Humans are the only known hosts for V. cholerae, but free-living and plankton-associated V. cholerae exist in the marine environment. The organism thrives best in moderately salty water but can survive in rivers and fresh water if nutrient levels are high, as occurs when there is organic pollution such as human feces. The formation of a biofilm on abiotic surfaces and the ability to enter a viable but nonculturable state have been hypothesized as factors that allow V. cholerae to persist in the environment. Surface sea temperature, pH, chlorophyll content, the presence of iron compounds and chitin, and climatic conditions such as amount of rainfall and sea level rise are all important environmental factors that influence the survival of V. cholerae in the environment and the expression of cholera toxin, an important virulence determinant.
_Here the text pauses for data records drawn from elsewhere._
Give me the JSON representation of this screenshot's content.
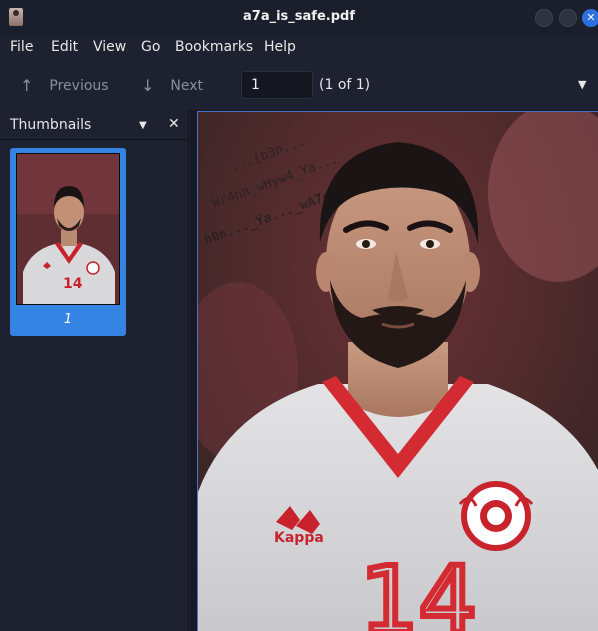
{
  "window": {
    "title": "a7a_is_safe.pdf"
  },
  "menu": {
    "items": [
      "File",
      "Edit",
      "View",
      "Go",
      "Bookmarks",
      "Help"
    ]
  },
  "toolbar": {
    "previous_label": "Previous",
    "next_label": "Next",
    "page_value": "1",
    "page_count": "(1 of 1)"
  },
  "sidebar": {
    "title": "Thumbnails",
    "thumbnails": [
      {
        "label": "1"
      }
    ]
  },
  "document": {
    "watermark_lines": [
      "...{b3n...",
      "Wr4nn_wHyw4_Ya...",
      "h0n..._Ya..._wA7ch} Securinet..."
    ],
    "jersey_number": "14",
    "jersey_brand": "Kappa"
  }
}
Consumption of contaminated water and ingestion of undercooked shellfish are the main modes of transmission, with the latter more often seen in developed countries. In cholera-endemic areas, the incidence is highest among children <2 yr old; however, in epidemics, all age-groups are usually affected. Persons with blood group O, decreased gastric acidity, malnutrition, immunocompromised state, and absence of local intestinal immunity (prior exposure by infection or vaccination) are at increased risk for developing severe disease. Household contacts of cholera-infected patients are at high risk for the disease, because the stools of infected patients contain high concentrations of V. cholerae . Moreover, as V. cholerae organisms are shed, they enter into a hyperinfective state, requiring an infectious dose that is reduced by one-tenth to one-hundredth compared to organisms that were not shed by humans.

Pathogenesis

Large inocula of bacteria (>10 ⁸ colony-forming units) are required for severe cholera to occur; however, for persons whose gastric barrier is disrupted, a much lower dose (10 ⁵ CFUs) is required. After ingestion of V. cholerae from the environment, several changes occur in the vibrios as they traverse the human intestine: increased expression of genes required for nutrient acquisition, downregulation of chemotactic response, and expression of motility factors. Together these changes allow the vibrios to reach a hyperinfectious state, leading to lower infectious doses required to secondarily infect other persons. This hyperinfectivity may remain for 5-24 hr after excretion and is believed to be the predominant pathway for person-to-person transmission during epidemics.

If the vibrios survive gastric acidity, they colonize the small intestine through various factors such as toxin–co-regulated pili and motility, leading to efficient delivery of cholera toxin ( Fig. 228.1 ). The cholera toxin consists of 5 binding B subunits and 1 active A subunit. The B subunits are responsible for binding to the GM ₁ ganglioside receptors located in the small intestinal epithelial cells. After binding, the A subunit is released into the cell, where it stimulates adenylate cyclase and initiates a cascade of events. An increase in cyclic adenosine monophosphate leads to an increase in chloride secretion by the crypt cells, which in turn leads to inhibition of absorption of sodium and chloride by the microvilli. These events eventually lead to massive purging of electrolyte rich isotonic fluid in the small intestine that exceeds the absorptive capacity of the colon, resulting in rapid dehydration and depletion of electrolytes, including sodium, chloride, bicarbonate, and potassium. Metabolic acidosis and hypokalemia then ensue.